9 Replies Latest reply on Oct 11, 2012 8:33 AM by jaikiran

    Automatic EJB reconnection mechanism fails if Version Handshake times out

    steffenwollscheid

      Hello,

       

      In a server-to-server scenario, we observed that EJBClientContexts on the server acting as remote-ebj-client intermittently failed to reconnect after the server acting as remote-ejb-host was restarted.

       

      There seems to be a loophole in the mechanism of reconnect handling:

       

      When the ReconnectHandler has done its job of establishing a remoting connection and has deregistered itself and registered the RemotingConnectionEJBReceiver, the latter tries to make a Version handshake with a timeout of 5 seconds (in 1.0.5.Final, configurable in the current master).

       

      In our situation the server acting as remote-ejb-host is very busy during startup and we have multiple EJBClientContext trying to reconnect (also we have quite a lot of exported modules), which caused the version handshake to time out.

       

      If this handshake times out, the RemotingConnectionEJBReceiver unregisters itself from the EJBClientContext, without registering its ReconnectHandler to try at a later time, when the remote-ejb-host might not be so busy, and react faster.
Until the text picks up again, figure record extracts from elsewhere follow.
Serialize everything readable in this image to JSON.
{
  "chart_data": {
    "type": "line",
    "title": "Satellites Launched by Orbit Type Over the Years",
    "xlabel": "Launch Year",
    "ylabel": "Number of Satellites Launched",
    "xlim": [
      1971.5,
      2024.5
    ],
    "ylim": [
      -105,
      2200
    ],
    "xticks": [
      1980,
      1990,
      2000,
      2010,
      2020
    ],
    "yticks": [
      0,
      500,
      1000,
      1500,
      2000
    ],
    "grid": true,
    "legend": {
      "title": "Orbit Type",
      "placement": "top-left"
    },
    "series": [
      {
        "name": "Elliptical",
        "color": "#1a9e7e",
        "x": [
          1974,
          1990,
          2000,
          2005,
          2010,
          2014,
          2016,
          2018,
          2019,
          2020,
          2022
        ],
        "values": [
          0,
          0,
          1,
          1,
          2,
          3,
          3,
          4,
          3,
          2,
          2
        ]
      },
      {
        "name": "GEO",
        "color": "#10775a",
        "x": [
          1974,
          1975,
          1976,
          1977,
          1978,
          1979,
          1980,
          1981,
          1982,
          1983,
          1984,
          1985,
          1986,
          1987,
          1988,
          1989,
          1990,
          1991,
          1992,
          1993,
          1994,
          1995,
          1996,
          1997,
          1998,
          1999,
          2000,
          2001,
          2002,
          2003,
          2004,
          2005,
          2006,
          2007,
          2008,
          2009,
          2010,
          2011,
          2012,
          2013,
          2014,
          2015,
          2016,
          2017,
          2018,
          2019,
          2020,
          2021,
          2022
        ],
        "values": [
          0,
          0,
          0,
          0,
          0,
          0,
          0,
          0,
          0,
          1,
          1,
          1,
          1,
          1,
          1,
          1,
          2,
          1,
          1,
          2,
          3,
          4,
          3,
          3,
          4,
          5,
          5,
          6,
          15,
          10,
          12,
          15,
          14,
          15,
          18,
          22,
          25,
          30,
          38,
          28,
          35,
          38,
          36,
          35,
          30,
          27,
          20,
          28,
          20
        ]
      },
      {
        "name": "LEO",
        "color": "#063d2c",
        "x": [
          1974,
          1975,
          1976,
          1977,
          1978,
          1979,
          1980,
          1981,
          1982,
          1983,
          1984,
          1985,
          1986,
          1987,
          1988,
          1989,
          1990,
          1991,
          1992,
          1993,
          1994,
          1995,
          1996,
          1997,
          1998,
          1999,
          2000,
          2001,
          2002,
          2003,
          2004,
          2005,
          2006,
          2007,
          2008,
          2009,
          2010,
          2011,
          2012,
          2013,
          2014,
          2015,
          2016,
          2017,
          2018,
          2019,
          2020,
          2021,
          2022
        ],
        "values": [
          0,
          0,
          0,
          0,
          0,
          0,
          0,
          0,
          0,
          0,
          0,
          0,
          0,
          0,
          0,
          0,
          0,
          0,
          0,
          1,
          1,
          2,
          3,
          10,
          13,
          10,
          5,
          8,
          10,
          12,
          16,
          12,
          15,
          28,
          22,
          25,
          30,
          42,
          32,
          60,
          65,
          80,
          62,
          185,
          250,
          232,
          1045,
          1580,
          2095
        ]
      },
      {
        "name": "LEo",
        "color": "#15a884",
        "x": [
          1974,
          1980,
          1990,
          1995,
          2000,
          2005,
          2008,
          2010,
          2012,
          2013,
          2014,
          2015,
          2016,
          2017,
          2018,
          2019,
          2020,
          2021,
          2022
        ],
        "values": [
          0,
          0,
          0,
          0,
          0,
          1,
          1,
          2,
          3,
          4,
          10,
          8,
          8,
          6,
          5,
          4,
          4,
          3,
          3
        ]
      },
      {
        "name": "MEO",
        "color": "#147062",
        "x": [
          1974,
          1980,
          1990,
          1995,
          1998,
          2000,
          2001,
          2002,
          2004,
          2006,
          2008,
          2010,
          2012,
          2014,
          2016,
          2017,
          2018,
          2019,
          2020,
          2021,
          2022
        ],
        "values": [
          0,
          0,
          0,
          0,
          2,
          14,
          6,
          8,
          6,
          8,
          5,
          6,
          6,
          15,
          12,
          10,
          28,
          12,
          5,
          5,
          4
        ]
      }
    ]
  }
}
So the EJBClientContext is left without RemotingConnectionEJBReceiver and without a reconnect handler.

       

      Did I get this wrong, or would simply changing

       

      if (successfulHandshake) {
          final Channel compatibleChannel = versionReceiver.getCompatibleChannel();
          final ChannelAssociation channelAssociation = new ChannelAssociation(this, context, compatibleChannel, this.clientProtocolVersion, this.marshallerFactory, this.reconnectHandler);
          synchronized (this.channelAssociations) {
              this.channelAssociations.put(context, channelAssociation);
          }
          Logs.REMOTING.successfulVersionHandshake(context, compatibleChannel);
      } else {
          // no version handshake done. close the context
          Logs.REMOTING.versionHandshakeNotCompleted(context);
          context.close();
      }
      

       

      in org.jboss.ejb.client.remoting.RemotingConnectionEJBReceiver#associate(EJBReceiverContext) to

       

      if (successfulHandshake) {
          final Channel compatibleChannel = versionReceiver.getCompatibleChannel();
          final ChannelAssociation channelAssociation = new ChannelAssociation(this, context, compatibleChannel, this.clientProtocolVersion, this.marshallerFactory, this.reconnectHandler);
          synchronized (this.channelAssociations) {
              this.channelAssociations.put(context, channelAssociation);
          }
          Logs.REMOTING.successfulVersionHandshake(context, compatibleChannel);
      } else {
          // no version handshake done. close the context
          Logs.REMOTING.versionHandshakeNotCompleted(context);
          if( this.reconnectHandler != null ){
              context.getClientContext().registerReconnectHandler(this.reconnectHandler);
          }
          context.close();
      }
      

       

       

      fix the problem?

       

      Best Regards

      Steffen